I asked someone at one point where I could find an area with different places to eat that wasn't touristy. I ended up at 'the market eatery'.   Basically a food court of mostly woman chefs with their own kitchen.  Even though it's much of the same food you find in restaurants, there's no pretense about the food, the setting or the service, so it's also much cheaper. This is my kinda place. 

Before catching  the ferry from La Paz, I decided to do the loop down to the end of the Baja península-Cabo San Lucas. 

First to Todos Santos where I had a warmshowers host arranged. A nice town center atop a hill not far from the beach.
I walked the beach for a few hours and met a couple expats with whom I chatted for a while about how they find living if Todos Santos. While talking we observed a mother and child whale breach /play about a mile off the shore, that was quite special. Soon after the whales departed a school of manarays moved across our view, jumping in droves.

South towards Cabo San Lucas I stopped in Pescadero to check out Cerritos Beach, known as a great surf spot.
The coastal highway south made for some nice views, despite the growing traffic towards Bajas tourist epicenter.

As the quintessential example of the result of excessive western tourism and development, I have nothing positive to say about Cabo San Lucas. Yachts, luxury retail, overpriced food, bars, hotels, strip clubs and hoards of guys pushing drugs, I had no interest in staying. 
The amount of development going on north of Cabo blew my mind. For about 15ks there was nonstop high end luxury resorts /hotels and more being constructed. 

San José de Cabo, on the other hand, was a more quaint town where I found a great family restaurant and a church overflowing with people and song. 

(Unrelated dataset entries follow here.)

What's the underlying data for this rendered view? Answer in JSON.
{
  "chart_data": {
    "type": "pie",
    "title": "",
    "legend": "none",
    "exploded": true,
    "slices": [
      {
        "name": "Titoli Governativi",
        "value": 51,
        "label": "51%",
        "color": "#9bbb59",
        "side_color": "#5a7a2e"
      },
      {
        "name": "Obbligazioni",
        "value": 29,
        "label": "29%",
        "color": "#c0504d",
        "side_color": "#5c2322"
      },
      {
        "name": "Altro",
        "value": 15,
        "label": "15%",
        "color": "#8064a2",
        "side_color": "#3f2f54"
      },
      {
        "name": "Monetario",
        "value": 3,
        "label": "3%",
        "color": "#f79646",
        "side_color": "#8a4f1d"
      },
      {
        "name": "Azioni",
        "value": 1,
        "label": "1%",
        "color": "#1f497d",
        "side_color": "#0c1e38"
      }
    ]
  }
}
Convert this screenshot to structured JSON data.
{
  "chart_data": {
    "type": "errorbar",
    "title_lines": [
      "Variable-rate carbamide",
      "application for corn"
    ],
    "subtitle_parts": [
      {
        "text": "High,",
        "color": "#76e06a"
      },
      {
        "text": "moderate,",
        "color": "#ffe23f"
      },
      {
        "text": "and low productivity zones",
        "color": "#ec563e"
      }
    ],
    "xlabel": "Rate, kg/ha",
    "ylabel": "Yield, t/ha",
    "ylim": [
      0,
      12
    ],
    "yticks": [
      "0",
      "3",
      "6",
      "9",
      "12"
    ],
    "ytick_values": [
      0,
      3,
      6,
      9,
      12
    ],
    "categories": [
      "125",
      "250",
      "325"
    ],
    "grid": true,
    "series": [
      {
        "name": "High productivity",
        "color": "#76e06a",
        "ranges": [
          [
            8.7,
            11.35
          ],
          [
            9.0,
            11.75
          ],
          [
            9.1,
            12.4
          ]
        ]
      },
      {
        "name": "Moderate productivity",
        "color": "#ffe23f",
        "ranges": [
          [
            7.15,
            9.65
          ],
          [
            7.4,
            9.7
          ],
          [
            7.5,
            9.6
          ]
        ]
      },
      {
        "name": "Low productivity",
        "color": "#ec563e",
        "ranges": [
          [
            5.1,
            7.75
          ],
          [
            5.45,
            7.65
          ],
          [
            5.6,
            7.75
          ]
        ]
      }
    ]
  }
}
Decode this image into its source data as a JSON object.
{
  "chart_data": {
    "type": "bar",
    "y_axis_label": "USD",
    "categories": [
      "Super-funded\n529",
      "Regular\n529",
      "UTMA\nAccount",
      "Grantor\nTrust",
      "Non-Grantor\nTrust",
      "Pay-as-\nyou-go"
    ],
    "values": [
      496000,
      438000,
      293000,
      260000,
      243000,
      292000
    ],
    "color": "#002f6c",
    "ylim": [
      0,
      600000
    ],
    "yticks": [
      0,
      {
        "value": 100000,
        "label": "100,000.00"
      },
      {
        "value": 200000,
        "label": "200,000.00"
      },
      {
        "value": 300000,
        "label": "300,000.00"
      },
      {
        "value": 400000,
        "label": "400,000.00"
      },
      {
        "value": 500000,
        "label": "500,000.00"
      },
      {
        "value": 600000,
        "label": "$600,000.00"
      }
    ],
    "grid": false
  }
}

Returning to La Paz for a few days rest, I made a day trip by boat over to la isla Espíritu Santo. A really neat island; many spend days circumnavigation it. 
You un see here an image of Baja shining through the rocks :
I even got to snorkel with loads of fish and sea lions. The babies are playful like puppies, darting about underneath you and jumping around you. 

I really like La Paz. I ranks in my top 10 favorite cities in the world. I was sad to leave. But it was a 15 hour ferry ride to Mazatlán, Sinaloa on the main land.